I grew up in Poole, on the south coast, and beach walks were
part of my childhood, especially in winter. One of our favourite outings
involved a short drive to Canford Cliffs and then a walk down the zigzag cliff
path on to the beach.
On a fine winter’s day, with a stiff breeze blowing, the
sand would blow along just a few inches above the surface and sting your lower
legs just enough to get the blood-flow going and make you feel truly alive. We
would walk into the wind for just long enough to make us feel that we had
earned the right to get blown back along to where we had started.
The view on a fine day was much clearer than it would be in
summer. You could see right round the Bay, from Old Harry on one side right
round past Bournemouth Pier to the low headland of Hengistbury Head, with the
white cliffs of the Isle of White in the far distance. This is a view that many
people reckon to be one of the best in the country, but for us it was home and
we took it for granted.
The main difference between winter and summer on the beach
was the absence of crowds of people in winter, although there were always other
families on the winter beach, doing exactly what we were doing.
A Boxing Day walk was always noticeable for young children
wearing matching stripey hats, gloves and scarves that had presumably been
unwrapped the day before, as had various toys such as push-along dogs and kites
that were being flown for the first time.

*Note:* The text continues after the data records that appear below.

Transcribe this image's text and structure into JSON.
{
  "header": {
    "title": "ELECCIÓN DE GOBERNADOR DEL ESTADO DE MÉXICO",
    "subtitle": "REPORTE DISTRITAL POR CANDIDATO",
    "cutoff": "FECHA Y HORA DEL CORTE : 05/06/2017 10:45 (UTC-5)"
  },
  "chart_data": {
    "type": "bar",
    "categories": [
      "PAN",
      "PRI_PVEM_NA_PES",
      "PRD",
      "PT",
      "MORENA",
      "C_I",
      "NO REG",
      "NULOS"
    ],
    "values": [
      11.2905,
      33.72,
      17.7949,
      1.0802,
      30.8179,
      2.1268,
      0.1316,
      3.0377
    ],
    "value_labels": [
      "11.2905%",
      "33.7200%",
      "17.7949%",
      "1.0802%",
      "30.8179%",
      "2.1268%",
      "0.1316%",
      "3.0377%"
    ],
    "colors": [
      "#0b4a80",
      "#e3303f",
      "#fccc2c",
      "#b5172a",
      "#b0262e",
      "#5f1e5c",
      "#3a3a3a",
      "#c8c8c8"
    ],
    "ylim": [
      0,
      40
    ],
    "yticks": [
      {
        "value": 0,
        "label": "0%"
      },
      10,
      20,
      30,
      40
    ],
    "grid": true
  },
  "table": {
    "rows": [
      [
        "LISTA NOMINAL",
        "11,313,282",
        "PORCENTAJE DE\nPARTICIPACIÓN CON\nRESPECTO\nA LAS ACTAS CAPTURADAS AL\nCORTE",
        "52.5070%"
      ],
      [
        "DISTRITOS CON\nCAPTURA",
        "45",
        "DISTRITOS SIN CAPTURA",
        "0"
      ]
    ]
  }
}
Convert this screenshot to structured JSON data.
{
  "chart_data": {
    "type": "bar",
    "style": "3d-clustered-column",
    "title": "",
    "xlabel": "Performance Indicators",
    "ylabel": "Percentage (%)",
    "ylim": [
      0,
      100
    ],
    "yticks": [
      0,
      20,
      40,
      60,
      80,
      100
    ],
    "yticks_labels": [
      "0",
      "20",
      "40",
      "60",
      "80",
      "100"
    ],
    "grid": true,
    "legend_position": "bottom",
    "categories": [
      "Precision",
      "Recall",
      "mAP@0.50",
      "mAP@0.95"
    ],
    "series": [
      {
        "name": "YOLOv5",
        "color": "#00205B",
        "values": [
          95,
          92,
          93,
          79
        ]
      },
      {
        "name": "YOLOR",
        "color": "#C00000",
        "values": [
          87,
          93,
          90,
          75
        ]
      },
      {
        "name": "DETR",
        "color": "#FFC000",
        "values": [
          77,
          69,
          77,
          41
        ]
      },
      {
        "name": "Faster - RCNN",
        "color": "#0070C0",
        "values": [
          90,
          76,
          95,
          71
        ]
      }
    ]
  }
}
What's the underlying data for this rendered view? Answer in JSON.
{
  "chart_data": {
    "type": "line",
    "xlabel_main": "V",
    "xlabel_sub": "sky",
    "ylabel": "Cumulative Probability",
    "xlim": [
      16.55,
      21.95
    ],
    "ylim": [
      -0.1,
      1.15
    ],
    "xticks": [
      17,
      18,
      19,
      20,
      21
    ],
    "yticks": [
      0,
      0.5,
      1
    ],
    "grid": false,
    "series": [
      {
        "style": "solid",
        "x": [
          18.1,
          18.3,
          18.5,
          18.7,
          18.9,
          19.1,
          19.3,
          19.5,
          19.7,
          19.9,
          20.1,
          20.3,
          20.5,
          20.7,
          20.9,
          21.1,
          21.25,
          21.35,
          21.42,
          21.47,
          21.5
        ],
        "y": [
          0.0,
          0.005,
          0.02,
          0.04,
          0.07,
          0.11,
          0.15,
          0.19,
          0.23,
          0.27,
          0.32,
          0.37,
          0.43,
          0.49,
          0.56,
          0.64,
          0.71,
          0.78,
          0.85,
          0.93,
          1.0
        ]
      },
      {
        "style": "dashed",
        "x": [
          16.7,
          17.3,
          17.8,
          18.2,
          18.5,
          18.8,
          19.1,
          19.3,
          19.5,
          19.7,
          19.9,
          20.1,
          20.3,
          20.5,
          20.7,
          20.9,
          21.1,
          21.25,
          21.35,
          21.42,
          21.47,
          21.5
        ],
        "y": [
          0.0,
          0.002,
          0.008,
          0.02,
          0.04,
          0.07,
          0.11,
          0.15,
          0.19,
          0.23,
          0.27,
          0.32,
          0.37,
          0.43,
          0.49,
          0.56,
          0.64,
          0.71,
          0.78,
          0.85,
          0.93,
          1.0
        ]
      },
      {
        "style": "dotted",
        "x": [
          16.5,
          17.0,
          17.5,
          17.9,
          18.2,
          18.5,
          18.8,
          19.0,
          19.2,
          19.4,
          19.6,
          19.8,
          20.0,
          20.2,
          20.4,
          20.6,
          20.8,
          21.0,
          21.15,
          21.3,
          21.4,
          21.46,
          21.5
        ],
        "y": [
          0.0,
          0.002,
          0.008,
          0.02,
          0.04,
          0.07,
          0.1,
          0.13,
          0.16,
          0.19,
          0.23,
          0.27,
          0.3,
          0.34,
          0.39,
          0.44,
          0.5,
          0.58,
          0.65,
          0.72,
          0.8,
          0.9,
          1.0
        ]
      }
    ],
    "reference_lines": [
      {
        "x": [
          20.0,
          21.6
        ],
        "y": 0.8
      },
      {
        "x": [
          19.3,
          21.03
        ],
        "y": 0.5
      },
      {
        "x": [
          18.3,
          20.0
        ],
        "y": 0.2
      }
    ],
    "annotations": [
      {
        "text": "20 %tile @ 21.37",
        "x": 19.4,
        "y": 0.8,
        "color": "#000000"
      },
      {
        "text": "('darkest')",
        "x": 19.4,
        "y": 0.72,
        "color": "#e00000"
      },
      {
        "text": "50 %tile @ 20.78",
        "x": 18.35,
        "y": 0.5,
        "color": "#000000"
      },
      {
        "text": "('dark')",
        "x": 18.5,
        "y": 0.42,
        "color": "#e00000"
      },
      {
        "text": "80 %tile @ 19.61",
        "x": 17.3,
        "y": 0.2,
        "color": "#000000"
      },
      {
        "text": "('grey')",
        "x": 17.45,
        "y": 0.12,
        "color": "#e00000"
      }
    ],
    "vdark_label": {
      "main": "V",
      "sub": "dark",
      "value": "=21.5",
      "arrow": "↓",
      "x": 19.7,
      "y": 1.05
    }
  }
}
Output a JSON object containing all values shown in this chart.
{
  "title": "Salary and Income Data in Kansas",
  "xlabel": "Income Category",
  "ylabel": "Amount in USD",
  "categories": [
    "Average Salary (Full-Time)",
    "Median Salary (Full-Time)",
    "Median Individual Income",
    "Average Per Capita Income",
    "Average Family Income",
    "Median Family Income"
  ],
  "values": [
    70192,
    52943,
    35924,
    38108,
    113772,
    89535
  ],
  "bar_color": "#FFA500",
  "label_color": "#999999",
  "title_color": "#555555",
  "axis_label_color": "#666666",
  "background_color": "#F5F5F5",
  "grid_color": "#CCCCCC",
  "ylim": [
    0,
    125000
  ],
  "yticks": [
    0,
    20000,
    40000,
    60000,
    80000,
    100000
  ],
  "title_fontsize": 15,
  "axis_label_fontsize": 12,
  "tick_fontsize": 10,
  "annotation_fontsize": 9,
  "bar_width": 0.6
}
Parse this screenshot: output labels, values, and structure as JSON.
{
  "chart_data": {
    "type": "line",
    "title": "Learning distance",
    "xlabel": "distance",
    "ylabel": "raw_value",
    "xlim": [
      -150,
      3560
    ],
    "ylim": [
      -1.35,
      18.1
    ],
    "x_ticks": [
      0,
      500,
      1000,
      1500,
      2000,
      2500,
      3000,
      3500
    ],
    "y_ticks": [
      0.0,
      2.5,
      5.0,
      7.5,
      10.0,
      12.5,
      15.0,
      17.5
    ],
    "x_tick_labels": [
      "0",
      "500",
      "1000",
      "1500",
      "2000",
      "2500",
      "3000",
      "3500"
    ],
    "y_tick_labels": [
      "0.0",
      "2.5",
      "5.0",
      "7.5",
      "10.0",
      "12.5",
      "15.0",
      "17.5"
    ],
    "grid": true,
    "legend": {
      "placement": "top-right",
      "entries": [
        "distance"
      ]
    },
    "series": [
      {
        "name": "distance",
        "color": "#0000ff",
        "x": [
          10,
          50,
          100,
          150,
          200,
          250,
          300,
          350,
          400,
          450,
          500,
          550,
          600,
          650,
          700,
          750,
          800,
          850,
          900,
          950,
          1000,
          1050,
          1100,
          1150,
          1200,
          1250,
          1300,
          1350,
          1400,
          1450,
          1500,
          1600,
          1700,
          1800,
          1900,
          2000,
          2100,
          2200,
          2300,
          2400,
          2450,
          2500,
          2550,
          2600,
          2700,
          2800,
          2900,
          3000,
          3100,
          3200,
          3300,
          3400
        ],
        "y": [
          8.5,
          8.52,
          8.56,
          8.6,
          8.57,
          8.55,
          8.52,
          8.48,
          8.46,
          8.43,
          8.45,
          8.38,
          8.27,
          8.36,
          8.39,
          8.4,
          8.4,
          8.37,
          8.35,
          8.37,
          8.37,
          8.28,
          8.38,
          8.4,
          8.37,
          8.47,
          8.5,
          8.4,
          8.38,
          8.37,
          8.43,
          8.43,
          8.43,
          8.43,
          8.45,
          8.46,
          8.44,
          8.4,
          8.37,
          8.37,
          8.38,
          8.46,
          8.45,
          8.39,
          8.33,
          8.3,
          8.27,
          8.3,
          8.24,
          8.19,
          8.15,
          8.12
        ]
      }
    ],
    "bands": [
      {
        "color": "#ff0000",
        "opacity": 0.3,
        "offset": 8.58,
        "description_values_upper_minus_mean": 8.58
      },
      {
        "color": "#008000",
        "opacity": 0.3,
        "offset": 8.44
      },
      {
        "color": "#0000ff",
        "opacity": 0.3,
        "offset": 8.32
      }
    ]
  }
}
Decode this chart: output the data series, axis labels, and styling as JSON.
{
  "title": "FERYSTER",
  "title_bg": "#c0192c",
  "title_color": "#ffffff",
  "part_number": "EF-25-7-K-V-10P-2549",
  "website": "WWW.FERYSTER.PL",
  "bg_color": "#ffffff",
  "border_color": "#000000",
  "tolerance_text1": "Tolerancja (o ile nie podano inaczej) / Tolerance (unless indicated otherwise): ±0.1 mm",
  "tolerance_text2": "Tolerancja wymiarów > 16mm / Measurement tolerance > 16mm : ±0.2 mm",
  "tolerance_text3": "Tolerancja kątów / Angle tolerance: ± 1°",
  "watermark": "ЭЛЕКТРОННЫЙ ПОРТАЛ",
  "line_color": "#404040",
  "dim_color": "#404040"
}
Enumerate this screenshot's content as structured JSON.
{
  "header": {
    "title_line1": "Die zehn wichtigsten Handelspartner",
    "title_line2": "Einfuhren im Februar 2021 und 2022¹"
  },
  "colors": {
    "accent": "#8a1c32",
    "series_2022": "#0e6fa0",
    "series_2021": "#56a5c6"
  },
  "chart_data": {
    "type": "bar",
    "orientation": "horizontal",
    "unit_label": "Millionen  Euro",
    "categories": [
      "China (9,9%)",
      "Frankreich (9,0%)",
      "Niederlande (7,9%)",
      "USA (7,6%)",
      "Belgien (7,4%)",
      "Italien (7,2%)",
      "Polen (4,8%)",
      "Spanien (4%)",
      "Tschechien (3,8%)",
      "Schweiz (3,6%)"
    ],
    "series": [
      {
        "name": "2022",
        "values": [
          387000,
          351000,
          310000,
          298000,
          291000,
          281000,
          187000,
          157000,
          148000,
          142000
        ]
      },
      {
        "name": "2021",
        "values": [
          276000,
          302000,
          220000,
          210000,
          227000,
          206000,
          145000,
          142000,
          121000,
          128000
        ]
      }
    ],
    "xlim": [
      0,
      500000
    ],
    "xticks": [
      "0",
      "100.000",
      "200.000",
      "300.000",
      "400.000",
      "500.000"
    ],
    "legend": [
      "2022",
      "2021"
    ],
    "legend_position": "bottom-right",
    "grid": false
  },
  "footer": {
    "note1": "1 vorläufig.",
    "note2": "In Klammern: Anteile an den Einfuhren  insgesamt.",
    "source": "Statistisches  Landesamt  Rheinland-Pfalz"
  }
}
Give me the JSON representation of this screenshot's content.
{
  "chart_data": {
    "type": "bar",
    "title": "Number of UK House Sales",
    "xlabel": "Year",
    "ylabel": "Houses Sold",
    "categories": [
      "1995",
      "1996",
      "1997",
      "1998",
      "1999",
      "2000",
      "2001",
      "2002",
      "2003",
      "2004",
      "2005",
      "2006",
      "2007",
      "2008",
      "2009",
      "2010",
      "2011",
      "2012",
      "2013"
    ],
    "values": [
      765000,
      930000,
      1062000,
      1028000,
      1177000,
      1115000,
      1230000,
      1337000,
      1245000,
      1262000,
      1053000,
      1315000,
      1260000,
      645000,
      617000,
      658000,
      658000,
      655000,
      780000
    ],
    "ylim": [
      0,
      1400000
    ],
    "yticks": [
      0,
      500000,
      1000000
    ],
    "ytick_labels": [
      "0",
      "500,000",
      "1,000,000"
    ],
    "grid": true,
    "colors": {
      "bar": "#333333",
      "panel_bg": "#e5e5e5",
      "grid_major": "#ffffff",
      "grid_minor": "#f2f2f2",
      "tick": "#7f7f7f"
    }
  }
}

Everyone was in a good mood, and that seemed to apply to
dogs (the real ones!) as well as people. Given their freedom, the dogs would
charge across the sand, sometimes rushing a few feet into the sea before
dashing out again and running across to talk to any other dogs that might be
sharing the beach with them, followed by trying to introduce themselves to the
owners of said dogs. Distant calls to return to their masters would be ignored
at first but then complied with as they ran back at full tilt. Fulsome
apologies would be offered when the two families met, but these were never
necessary – the incidents were always laughed off in the friendliest way
imaginable.
On days when the wind was less strong and the sea relatively
calm, we would try our hand at “ducks and drakes”, always assuming that we
could find enough suitably shaped pebbles. I have to admit that this was never
a game at which I excelled, although my father seemed to be quite good at it
and able to make a stone bounce on the sea five or six times before sinking. The
beaches inside Poole Harbour, such as the one at Hamworthy Park, were a better
bet for this game, given the generally flat surface and the larger number of
available flat pebbles.
So that was my state of mind as I took my Boxing Day walk
many years later. This place was much the same as it had been half a century
before, and probably another half-century and century before that. Presumably
it would be just the same in a hundred years’ time, although that cannot be
guaranteed given the projections of climate scientists in terms of possible sea
level rises due to global warming.
This sense of stability made me feel at peace with the world
and with myself. This was a simple place – the beach sloping down to the sea –
the waves breaking on the shore, just as they had done on beaches all over the
world for millions of years – the seabirds wheeling in the sky above me. If the
world could carry on performing such straightforward rituals as tides rising
and falling and winds blowing sand along beaches, then why can’t humans live
their lives along similar lines? Why do we have to make things so complicated
for ourselves?
OK – that’s a naïve thing to say, and there are all sorts of
reasons why human life in the 21st century is far from simple. But
it was a comforting thought while it lasted!